The Los Angele Metropolitan Transportation Authority (Metro) is considering various financing options, including public-private partnerships (PPPs), in an effort to close major funding gaps as the city looks to expand its rail transit network ahead of the 2028 Olympic Games.
The price tag for a number of projects has ballooned. For example, the cost to extend the Gold Line east of Azusa has increased by 38% to $2.1 billion forcing the Foothill Gold Line Construction Authority to reduce its length by three miles, postponing the construction of two stations, the Los Angeles Times reports.

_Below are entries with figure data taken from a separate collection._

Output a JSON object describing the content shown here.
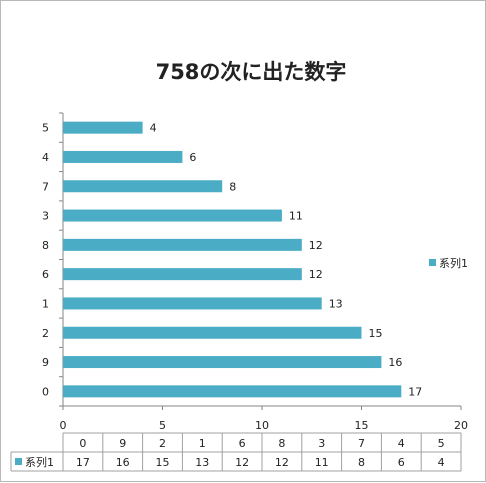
{
  "chart_data": {
    "type": "bar",
    "orientation": "horizontal",
    "title": "758の次に出た数字",
    "categories": [
      "0",
      "9",
      "2",
      "1",
      "6",
      "8",
      "3",
      "7",
      "4",
      "5"
    ],
    "series": [
      {
        "name": "系列1",
        "values": [
          17,
          16,
          15,
          13,
          12,
          12,
          11,
          8,
          6,
          4
        ],
        "color": "#4bacc6"
      }
    ],
    "xlim": [
      0,
      20
    ],
    "x_ticks": [
      "0",
      "5",
      "10",
      "15",
      "20"
    ],
    "grid": false,
    "legend": "right",
    "data_table": true
  }
}
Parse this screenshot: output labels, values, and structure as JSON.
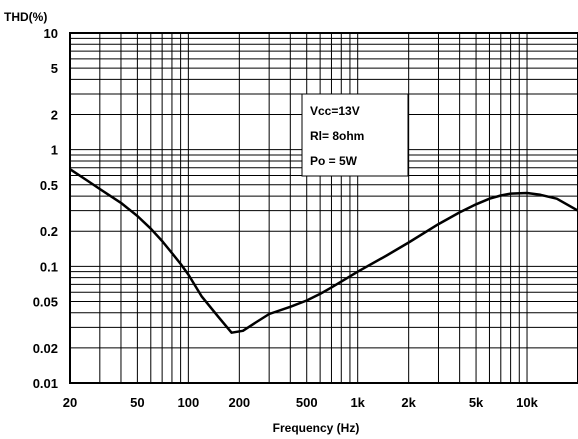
{
  "chart_data": {
    "type": "line",
    "title": "",
    "ylabel": "THD(%)",
    "xlabel": "Frequency (Hz)",
    "x_scale": "log",
    "y_scale": "log",
    "xlim": [
      20,
      20000
    ],
    "ylim": [
      0.01,
      10
    ],
    "grid": true,
    "x_tick_values": [
      20,
      50,
      100,
      200,
      500,
      1000,
      2000,
      5000,
      10000
    ],
    "x_tick_labels": [
      "20",
      "50",
      "100",
      "200",
      "500",
      "1k",
      "2k",
      "5k",
      "10k"
    ],
    "y_tick_values": [
      10,
      5,
      2,
      1,
      0.5,
      0.2,
      0.1,
      0.05,
      0.02,
      0.01
    ],
    "y_tick_labels": [
      "10",
      "5",
      "2",
      "1",
      "0.5",
      "0.2",
      "0.1",
      "0.05",
      "0.02",
      "0.01"
    ],
    "legend_position": "top-right",
    "legend_lines": [
      "Vcc=13V",
      "Rl= 8ohm",
      "Po = 5W"
    ],
    "series": [
      {
        "color": "#000000",
        "x": [
          20,
          25,
          30,
          40,
          50,
          60,
          70,
          80,
          90,
          100,
          120,
          150,
          180,
          210,
          250,
          300,
          400,
          500,
          600,
          700,
          800,
          1000,
          1500,
          2000,
          3000,
          4000,
          5000,
          6000,
          7000,
          8000,
          10000,
          12000,
          15000,
          20000
        ],
        "y": [
          0.68,
          0.55,
          0.46,
          0.35,
          0.27,
          0.21,
          0.165,
          0.13,
          0.105,
          0.085,
          0.055,
          0.037,
          0.027,
          0.028,
          0.033,
          0.039,
          0.045,
          0.051,
          0.058,
          0.066,
          0.074,
          0.09,
          0.125,
          0.16,
          0.23,
          0.29,
          0.34,
          0.38,
          0.405,
          0.42,
          0.425,
          0.41,
          0.38,
          0.3
        ]
      }
    ]
  }
}
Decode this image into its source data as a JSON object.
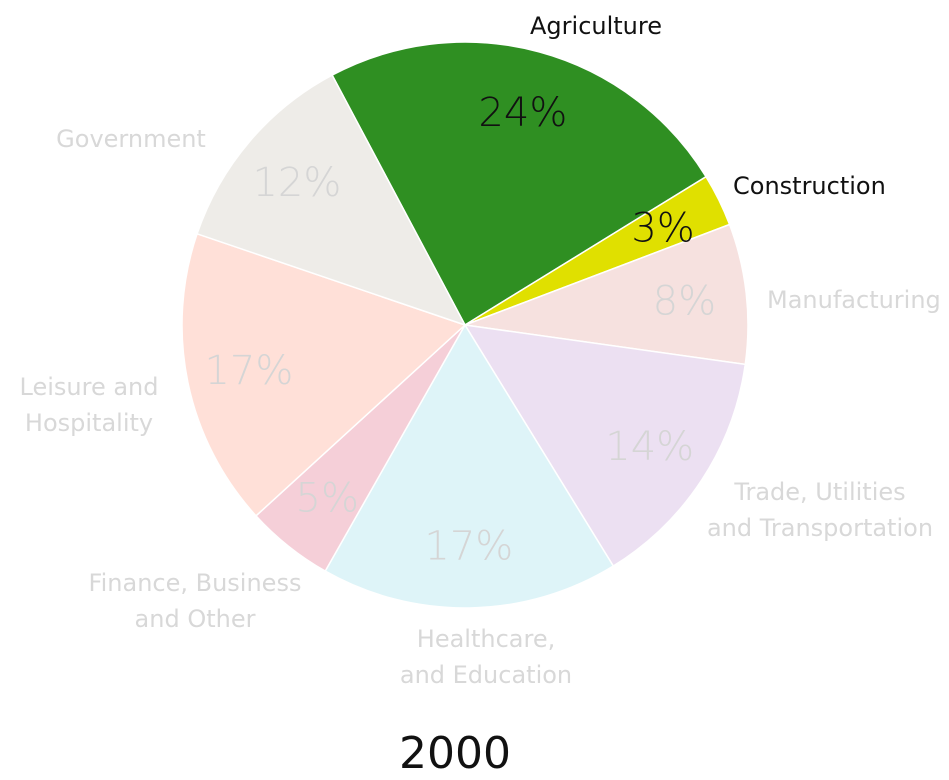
{
  "chart_data": {
    "type": "pie",
    "title": "2000",
    "slices": [
      {
        "label": "Agriculture",
        "label_lines": [
          "Agriculture"
        ],
        "value": 24,
        "value_label": "24%",
        "color": "#2f8f22",
        "label_color": "#111111",
        "value_color": "#111111"
      },
      {
        "label": "Construction",
        "label_lines": [
          "Construction"
        ],
        "value": 3,
        "value_label": "3%",
        "color": "#e0e000",
        "label_color": "#111111",
        "value_color": "#111111"
      },
      {
        "label": "Manufacturing",
        "label_lines": [
          "Manufacturing"
        ],
        "value": 8,
        "value_label": "8%",
        "color": "#f6e1df",
        "label_color": "#d8d8d8",
        "value_color": "#d5d5d5"
      },
      {
        "label": "Trade, Utilities and Transportation",
        "label_lines": [
          "Trade, Utilities",
          "and Transportation"
        ],
        "value": 14,
        "value_label": "14%",
        "color": "#ece0f2",
        "label_color": "#d8d8d8",
        "value_color": "#d5d5d5"
      },
      {
        "label": "Healthcare, and Education",
        "label_lines": [
          "Healthcare,",
          "and Education"
        ],
        "value": 17,
        "value_label": "17%",
        "color": "#def4f8",
        "label_color": "#d8d8d8",
        "value_color": "#d5d5d5"
      },
      {
        "label": "Finance, Business and Other",
        "label_lines": [
          "Finance, Business",
          "and Other"
        ],
        "value": 5,
        "value_label": "5%",
        "color": "#f5cfd8",
        "label_color": "#d8d8d8",
        "value_color": "#d5d5d5"
      },
      {
        "label": "Leisure and Hospitality",
        "label_lines": [
          "Leisure and",
          "Hospitality"
        ],
        "value": 17,
        "value_label": "17%",
        "color": "#ffe0d8",
        "label_color": "#d8d8d8",
        "value_color": "#d5d5d5"
      },
      {
        "label": "Government",
        "label_lines": [
          "Government"
        ],
        "value": 12,
        "value_label": "12%",
        "color": "#eeece8",
        "label_color": "#d8d8d8",
        "value_color": "#d5d5d5"
      }
    ]
  }
}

Metro plans to complete at least five new projects during the decade, including the Westside subway, the Regional Connector subway and a line in the San Fernando Valley. The Los Angeles Times reports that there are also calls for four more major projects to be completed before 2028, including a transit line through the Sepulveda Pass, a rail line to Artesia, an Eastside extension of the Gold Line and a Green Line extension to Torrance.
Accelerating construction of these lines would require $3.3 billion more for construction, interest on an additional $10 billion in debt financing, and $1.2 billion to operate the lines over a decade, the newspaper says, assuming project costs don’t rise.
While Metro is looking to finance these projects through traditional streams such as tax revenue, bonds and grants from federal and state agencies, it is also looking to PPPs as an alternative to cover the funding gaps.
In June 2018, Los Angeles World Airports (LAWA) awarded an ACS Group/Hochtief-led consortium a $4.9 billion PPP DBFOM (design, build, finance, operate, maintain) for an automated peoplemover (APM) at Los Angeles Airport.